Hyundai organizers had been hoping for some snowy surfaces for their event – and they got more than they wanted. An intense blizzard buried the mountain-top ski venue where two parking lots had been prepared for exercises that would demonstrate the AWD capabilities of the vehicles. Instead, the circuits were buried knee deep in the white stuff. The conditions, however, did provide an excellent opportunity to evaluate the vehicles – and the Genesis didn’t disappoint. The HTRAC system is designed to switch automatically into a 50/50 slip control mode regardless of the selected setting (Sport or Normal), so when the car was put through the course which included a slick ice surface beneath the snow cover, it maintained traction and control in an impressive manner.
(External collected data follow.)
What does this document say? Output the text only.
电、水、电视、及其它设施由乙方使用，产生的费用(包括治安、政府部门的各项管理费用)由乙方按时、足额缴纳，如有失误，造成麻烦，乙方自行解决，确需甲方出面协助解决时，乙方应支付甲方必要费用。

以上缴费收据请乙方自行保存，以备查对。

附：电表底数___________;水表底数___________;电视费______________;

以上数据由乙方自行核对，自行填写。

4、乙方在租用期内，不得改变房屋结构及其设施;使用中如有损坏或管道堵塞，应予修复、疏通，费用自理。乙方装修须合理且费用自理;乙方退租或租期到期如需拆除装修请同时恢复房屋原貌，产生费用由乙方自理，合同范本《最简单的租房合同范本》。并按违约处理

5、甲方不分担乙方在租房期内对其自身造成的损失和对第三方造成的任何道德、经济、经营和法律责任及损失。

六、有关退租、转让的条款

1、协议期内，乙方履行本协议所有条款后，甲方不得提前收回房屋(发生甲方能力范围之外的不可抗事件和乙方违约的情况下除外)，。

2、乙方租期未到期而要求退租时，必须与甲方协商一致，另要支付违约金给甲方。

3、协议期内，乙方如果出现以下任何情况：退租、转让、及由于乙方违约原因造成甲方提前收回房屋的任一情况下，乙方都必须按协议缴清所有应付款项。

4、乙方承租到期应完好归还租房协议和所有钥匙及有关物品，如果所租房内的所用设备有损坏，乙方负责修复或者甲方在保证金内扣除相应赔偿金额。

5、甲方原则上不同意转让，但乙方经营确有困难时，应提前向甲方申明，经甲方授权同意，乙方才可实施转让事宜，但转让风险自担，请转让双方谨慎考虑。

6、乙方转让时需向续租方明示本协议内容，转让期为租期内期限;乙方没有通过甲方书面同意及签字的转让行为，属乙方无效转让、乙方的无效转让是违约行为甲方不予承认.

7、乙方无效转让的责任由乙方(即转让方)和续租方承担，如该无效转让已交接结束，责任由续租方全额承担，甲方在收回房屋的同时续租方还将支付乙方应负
Owners of utility vehicles such as the long-wheelbase Santa Fe XL, with its three rows of seating, put more emphasis on utility and traction than Genesis owners, who prefer enhanced dynamic capabilities. Its AWD system is designed for transverse-mounted engine applications with a bias toward front-wheel-drive. It’s also a sophisticated active system that automatically activates as conditions demand, shifting torque to the front and rear axles as required.
In normal driving, power is only sent to the front wheels, but when slippage is detected, it can shift up to 50% of the torque output to the rear wheels, which helps reduce fuel consumption. Based on input from the steering, braking and powertrain, a control unit continuously analyzes data and actuates the system through a multi-plate wet clutch. The coupling is controlled through an electro-hydraulic actuation system. Like the Genesis, the Santa Fe’s torque distribution system is integrated with Hyundai’s active cornering control to help manage acceleration while cornering.
The Santa Fe took the blizzard conditions at the test site in stride. The exercise included a slalom course, braking, acceleration and a ice-covered skid pad – all buried under a knee-deep layer of snow that continued to accumulate throughout the session. Still, it made for extremely challenging conditions – exactly what was needed to demonstrate the vehicle’s AWD capabilities. While several drivers ended up off course (if one could even determine where the line was supposed to be), not one Santa Fe required assistance to rejoin the action. The shift in torque distribution ensured decent acceleration, the ABS got a workout in the braking zones and doing snow-doughnuts on the ice patch was a blast.